Even when students want to learn skills, training centres are often expensive. After paying college fees, many parents cannot afford extra courses in coding, data analysis, or languages. The state needs to provide such training opportunities to students at concessional rates.

d) Lack of an Entrepreneurial Mindset

Our education system largely produces job seekers, not job creators. Students have a low appetite for taking risks. Study capacity is not only about reading books; it also includes the ability to identify market gaps and start new ventures.

Key Takeaways

  • Problem: There are degrees but no skills; there is schooling but no research.

  • Cause: Outdated curricula, rote learning habits, and lack of practical exposure.

  • Solution: Skill-focused education, practical assessment systems, and students’ habit of self-learning.

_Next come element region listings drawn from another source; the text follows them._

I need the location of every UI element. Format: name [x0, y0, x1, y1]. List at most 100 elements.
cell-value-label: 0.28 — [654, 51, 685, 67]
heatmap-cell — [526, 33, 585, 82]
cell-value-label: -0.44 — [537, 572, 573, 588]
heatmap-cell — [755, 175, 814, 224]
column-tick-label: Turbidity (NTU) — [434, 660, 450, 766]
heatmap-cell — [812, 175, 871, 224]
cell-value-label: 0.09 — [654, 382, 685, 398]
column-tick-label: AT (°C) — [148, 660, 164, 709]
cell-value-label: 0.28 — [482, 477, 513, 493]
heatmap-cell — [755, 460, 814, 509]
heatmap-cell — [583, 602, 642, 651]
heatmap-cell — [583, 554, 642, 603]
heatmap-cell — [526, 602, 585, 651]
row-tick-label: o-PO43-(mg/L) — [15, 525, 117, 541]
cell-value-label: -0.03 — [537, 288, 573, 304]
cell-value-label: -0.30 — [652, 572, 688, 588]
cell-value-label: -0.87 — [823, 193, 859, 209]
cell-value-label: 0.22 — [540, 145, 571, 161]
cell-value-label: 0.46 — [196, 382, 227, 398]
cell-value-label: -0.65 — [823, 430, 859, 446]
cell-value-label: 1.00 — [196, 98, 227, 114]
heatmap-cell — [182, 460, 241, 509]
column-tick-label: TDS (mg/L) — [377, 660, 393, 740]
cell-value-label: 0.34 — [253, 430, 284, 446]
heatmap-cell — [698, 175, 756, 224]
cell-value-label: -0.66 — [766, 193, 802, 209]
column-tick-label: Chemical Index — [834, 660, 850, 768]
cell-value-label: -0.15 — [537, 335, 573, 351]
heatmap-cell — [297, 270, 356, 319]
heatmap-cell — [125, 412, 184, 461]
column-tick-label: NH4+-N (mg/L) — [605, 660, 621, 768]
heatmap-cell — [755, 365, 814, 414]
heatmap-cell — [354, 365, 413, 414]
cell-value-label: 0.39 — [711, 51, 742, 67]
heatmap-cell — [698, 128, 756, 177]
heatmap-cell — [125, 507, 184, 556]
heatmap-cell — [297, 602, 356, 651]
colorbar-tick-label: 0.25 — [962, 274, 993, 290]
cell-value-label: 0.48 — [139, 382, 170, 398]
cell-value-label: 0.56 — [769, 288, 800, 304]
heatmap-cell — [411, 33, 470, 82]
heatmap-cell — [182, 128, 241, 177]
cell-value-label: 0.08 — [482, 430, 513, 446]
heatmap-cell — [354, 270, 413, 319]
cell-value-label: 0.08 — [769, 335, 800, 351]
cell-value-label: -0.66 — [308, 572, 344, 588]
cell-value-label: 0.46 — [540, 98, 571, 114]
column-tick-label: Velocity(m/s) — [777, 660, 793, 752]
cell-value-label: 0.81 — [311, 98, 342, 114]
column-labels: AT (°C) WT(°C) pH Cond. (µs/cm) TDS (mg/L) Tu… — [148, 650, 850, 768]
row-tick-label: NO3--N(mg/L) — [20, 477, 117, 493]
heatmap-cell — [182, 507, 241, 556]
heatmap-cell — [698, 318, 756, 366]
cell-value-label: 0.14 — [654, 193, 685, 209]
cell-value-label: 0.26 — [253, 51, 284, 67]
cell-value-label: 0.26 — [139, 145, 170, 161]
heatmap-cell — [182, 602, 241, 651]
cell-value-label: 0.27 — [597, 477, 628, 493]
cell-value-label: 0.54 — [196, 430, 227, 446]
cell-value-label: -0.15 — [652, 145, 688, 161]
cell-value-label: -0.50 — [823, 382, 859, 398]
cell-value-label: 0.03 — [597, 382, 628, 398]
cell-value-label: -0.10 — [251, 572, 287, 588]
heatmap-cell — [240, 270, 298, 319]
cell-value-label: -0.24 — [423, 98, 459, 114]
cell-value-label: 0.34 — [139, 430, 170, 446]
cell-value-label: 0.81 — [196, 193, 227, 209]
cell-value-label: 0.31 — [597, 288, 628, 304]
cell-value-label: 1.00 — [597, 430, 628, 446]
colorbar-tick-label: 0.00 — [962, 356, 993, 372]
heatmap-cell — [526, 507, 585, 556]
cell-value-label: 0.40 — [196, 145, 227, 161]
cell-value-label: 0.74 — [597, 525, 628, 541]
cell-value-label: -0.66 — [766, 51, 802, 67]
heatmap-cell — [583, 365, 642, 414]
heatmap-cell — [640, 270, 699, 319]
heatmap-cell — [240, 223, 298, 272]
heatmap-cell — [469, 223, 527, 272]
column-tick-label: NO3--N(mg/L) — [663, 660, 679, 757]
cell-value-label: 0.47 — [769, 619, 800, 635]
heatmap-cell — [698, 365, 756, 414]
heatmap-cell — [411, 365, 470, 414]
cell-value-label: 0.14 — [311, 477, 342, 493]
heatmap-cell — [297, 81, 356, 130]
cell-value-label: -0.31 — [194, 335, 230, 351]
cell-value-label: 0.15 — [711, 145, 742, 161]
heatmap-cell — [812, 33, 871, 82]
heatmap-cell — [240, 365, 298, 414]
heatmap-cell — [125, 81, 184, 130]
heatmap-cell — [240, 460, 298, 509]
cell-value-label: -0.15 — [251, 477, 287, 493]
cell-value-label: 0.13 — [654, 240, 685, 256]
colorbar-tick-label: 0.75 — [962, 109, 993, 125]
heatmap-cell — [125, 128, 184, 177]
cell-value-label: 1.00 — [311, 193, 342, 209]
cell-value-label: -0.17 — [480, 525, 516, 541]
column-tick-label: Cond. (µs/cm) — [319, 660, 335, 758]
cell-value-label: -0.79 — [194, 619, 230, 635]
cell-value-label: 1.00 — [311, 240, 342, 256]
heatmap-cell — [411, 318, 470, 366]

  • Future: Prosperity is possible only when education is linked to employment and life-oriented skills.

Conclusion

In conclusion, Nepali students do not lack inherent potential. There are many examples of Nepali students who, once abroad, have proved themselves in environments with strict rules and intense competition. This means the problem does not lie in their “genes,” but in the “scene” around them—that is, the environment.

If students lack skills, the reason is the absence of practical education. If they lack study capacity, the reason is an exam-oriented system. These two issues are closely interlinked. As long as education is viewed only as a “licence to get a job,” neither skill development nor deep learning will flourish.

What Nepal now needs is not just “degree holders” but “problem solvers.” For this, the state must undertake policy reforms, universities must reform curricula, and students must change their mindset. Only when education moves beyond the four walls of the classroom and connects with real life and the wider world will Nepali students be able to compete confidently in the global market.